Professor Vassiliev was a staunch liberal, a Constitutional Democratic deputy to the first Duma, and a hereditary landowner. Yet he looked upon the expropriation of land in Russia, not only as desirable, but as presently inevitable. “At the same time I am a monarchist,” he added; “but, though a monarchist, I must say that the blunders of the present monarch have damaged him forever with the peasants. The war shook their belief in him. His treatment of the Duma added to their skepticism, and the sending of the Duma away was the final blow.”
“As for the expropriation of land in Russia,” continued the professor, “I believe in the principle, and I shall be glad when my lands are taken—with the rest. I would leave to the proprietors only their house gardens.” When the man who has much to lose is willing to lose all for the good of his neighbors, then, indeed, is the spirit of true citizenship met in its purest form.

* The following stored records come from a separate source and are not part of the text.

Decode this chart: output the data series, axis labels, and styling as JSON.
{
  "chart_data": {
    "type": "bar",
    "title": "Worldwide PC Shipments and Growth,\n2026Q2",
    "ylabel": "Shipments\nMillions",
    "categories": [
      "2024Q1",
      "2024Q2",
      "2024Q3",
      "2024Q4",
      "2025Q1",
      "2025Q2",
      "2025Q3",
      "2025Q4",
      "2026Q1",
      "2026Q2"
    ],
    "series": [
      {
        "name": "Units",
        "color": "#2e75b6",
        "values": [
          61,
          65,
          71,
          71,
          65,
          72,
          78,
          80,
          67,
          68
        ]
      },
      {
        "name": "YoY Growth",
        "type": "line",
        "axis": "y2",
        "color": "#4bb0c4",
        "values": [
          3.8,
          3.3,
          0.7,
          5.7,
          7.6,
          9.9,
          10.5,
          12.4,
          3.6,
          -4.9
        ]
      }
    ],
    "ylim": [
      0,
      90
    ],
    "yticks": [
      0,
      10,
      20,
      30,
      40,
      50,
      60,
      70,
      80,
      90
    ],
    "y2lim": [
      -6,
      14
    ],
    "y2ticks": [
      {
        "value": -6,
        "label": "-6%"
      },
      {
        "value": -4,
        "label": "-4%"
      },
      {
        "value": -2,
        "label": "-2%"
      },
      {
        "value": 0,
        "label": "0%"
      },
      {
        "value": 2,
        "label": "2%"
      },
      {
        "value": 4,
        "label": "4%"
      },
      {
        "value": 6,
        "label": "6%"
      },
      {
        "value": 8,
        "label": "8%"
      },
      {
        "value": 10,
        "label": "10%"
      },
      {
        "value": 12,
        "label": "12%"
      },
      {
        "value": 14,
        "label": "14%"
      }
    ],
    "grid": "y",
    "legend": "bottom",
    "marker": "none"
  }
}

These visits to Prince Ouktomsky and Professor Vassiliev, and the conversations with their peasants, went to confirm the impressions gathered in Kostroma, and Nijni-Novgorod. The peasantry no longer cherished dreams of autocratic infallibility. The idea of revolution had gained strong headway, especially since the Duma. An idea cannot be held back by Cossacks, by rapid-firing guns, by bayonets, or by the legalized lawlessness which is screened by so-called martial law. The government, through its fatuous policy of oppression and reaction, had now awakened the sympathies of practically all of its people to revolution. Active revolutionists, in any country, are in a seeming minority up to the crisis. When the wave of success attains formidability, the ranks of the then new régime suddenly become filled and solidified. The present government, partly owing to the financial support it receives from the peoples of England, France, Austria, and other countries, still maintains a show of strength. But examination reveals the obvious condition—strength merely to demoralize the ranks of the revolution, while lacking the strength to rule or to administer.
The next province I went to was Simbirsk, the next province below Kazan on the Volga. “Mountain of the Winds” was the name given to Simbirsk city by early Volga-side dwellers. “Plain of the Whirlwind” might Simbirsk government well be called at the time I passed through. Conservatism would scarcely be expected among the constituents of Aladin—that daring, outspoken labor-group leader in the Duma. “Revolutionary”—he was called by people who heard his impassioned speeches. But the Honorable Maurice Baring, after listening to him many times, recalled the words spoken by Mirabeau of Robespierre: “That young man will go far. He believes every word he says.” Of Aladin’s beliefs I knew nothing at the time, for this was all before his visit to America, where (together with Tchaykovsky the “Father of the Russian Revolution”) he did more, perhaps, than any Russian has ever done to arouse the American people to Russia’s wrongs. Of the man I knew little; only this:—the peasants trusted him, and in as large degree as the Constitutional Democrats had lost the confidence of the peasants, Aladin and the “toil group” had won it. This was not because of Aladin, however, but because the peasants were now unequivocally and avowedly revolutionary, and they trusted the man who dared shake his fist at ministers, hiss them, and shout loudly for their demission, and who had publicly referred to the peasants as men, not as “children”; whose championship of the men in sheepskin had been neither apologetic nor patronizing.
Simbirsk is an illiterate government. Five sixths of the population cannot read or write. It is hard, indeed, for an English mind to conceive the status of education in a country of pretended standing, as we find it in Simbirsk. The government (Zemstvo) school appropriation averages ten copecks (five cents) per head annually. Only nine tenths of one per cent. of the men, and five tenths of one per cent. of the women receive more than a primary-school education, while only four in a thousand ever finish the “gymnasia” (high school), and four in ten thousand reach the universities. In spite of these tremendous handicaps it is patent to the most careless traveler through these parts, that in a simple, direct way the people know what they want.
“We want a Duma that we can trust, and that shall be the highest power over us,” said a middle-aged peasant to me, as he paused in his work in the fields.
“Were you satisfied with the Duma you had?”
“The Duma was all right, but the ministers were bad and it was wrong of the Emperor to send it away.”